There was another moment of silence, a slightly more comfortable one. Haven got up and made her rounds as George sat and thought. What was the harm in spilling his guts to this girl? It's not like he'd ever see her again. Besides, the only other twins he knew of in the magical world were the Patil's, and he had no intention of talking to them.

A steaming sandwich was thrust in front of him on the table, and with a soft plop, Haven sat beside him again.

"How long?" she asked.

George took a bite of his Panini, chewed slowly, much more methodically than usual. But he had always been a tad slower than Fred. He had thought things threw better than him too.

"Almost a year now," he swallowed. "It's our…my…our birthday today."

"I imagine he'd like it, no matter where he is, to be included in the celebration,"

"That's insensitive,"

"And why's that, carrot-top?"

"My poor mum is having it rough as it is! My dad couldn't look at me in the eye this morning because he'd see my missing… appendage!" He waved to the side of his face where a gaping hole stood in place of an ear. "Then he'd have to come to terms that it was me… and not Fred."
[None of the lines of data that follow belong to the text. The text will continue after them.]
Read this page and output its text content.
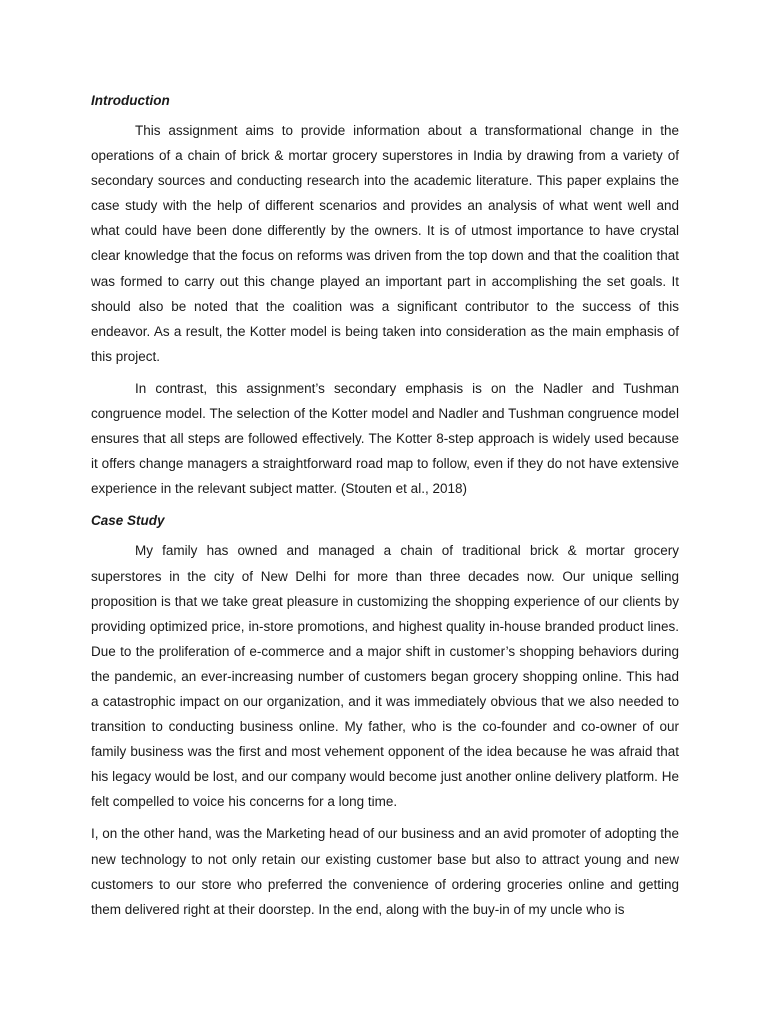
Introduction

This assignment aims to provide information about a transformational change in the operations of a chain of brick & mortar grocery superstores in India by drawing from a variety of secondary sources and conducting research into the academic literature. This paper explains the case study with the help of different scenarios and provides an analysis of what went well and what could have been done differently by the owners. It is of utmost importance to have crystal clear knowledge that the focus on reforms was driven from the top down and that the coalition that was formed to carry out this change played an important part in accomplishing the set goals. It should also be noted that the coalition was a significant contributor to the success of this endeavor. As a result, the Kotter model is being taken into consideration as the main emphasis of this project.

In contrast, this assignment’s secondary emphasis is on the Nadler and Tushman congruence model. The selection of the Kotter model and Nadler and Tushman congruence model ensures that all steps are followed effectively. The Kotter 8-step approach is widely used because it offers change managers a straightforward road map to follow, even if they do not have extensive experience in the relevant subject matter. (Stouten et al., 2018)

Case Study

My family has owned and managed a chain of traditional brick & mortar grocery superstores in the city of New Delhi for more than three decades now. Our unique selling proposition is that we take great pleasure in customizing the shopping experience of our clients by providing optimized price, in-store promotions, and highest quality in-house branded product lines. Due to the proliferation of e-commerce and a major shift in customer’s shopping behaviors during the pandemic, an ever-increasing number of customers began grocery shopping online. This had a catastrophic impact on our organization, and it was immediately obvious that we also needed to transition to conducting business online. My father, who is the co-founder and co-owner of our family business was the first and most vehement opponent of the idea because he was afraid that his legacy would be lost, and our company would become just another online delivery platform. He felt compelled to voice his concerns for a long time.

I, on the other hand, was the Marketing head of our business and an avid promoter of adopting the new technology to not only retain our existing customer base but also to attract young and new customers to our store who preferred the convenience of ordering groceries online and getting them delivered right at their doorstep. In the end, along with the buy-in of my uncle who is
Haven sat there for a moment, contemplating his words. All of a sudden, she reached up and gingerly ran a fingertip around the place his ear used to be. Her touch was slightly rough, callused from work, but George made no move to stop her.

"That might be true," she said softly. "But later today when you go home, he'll look at you straight in the eye, and he'll be so grateful that his other son, who is not Fred, is here with him today."

George snorted, but not derisively.

"You just watch, Mister," Haven told him sternly. "My father did the same. We really do look alike, my brother and I… My dad cries every time my brother gets weaker. But he thanks the Lord everyday that I'm healthy too."

She got up and brushed herself off. George just noticed her clothes. A snug pair of jeans with holes in the knees, and a plain white t-shirt under the café apron.

"Be happy he lived," she said. "You're a twin right? So you know he'll be happier if he's celebrating with you, you'll be able to sense it. If you think about it, a birthday is celebrating the life you have with someone you love, and just because he's dead, doesn't mean he isn't there."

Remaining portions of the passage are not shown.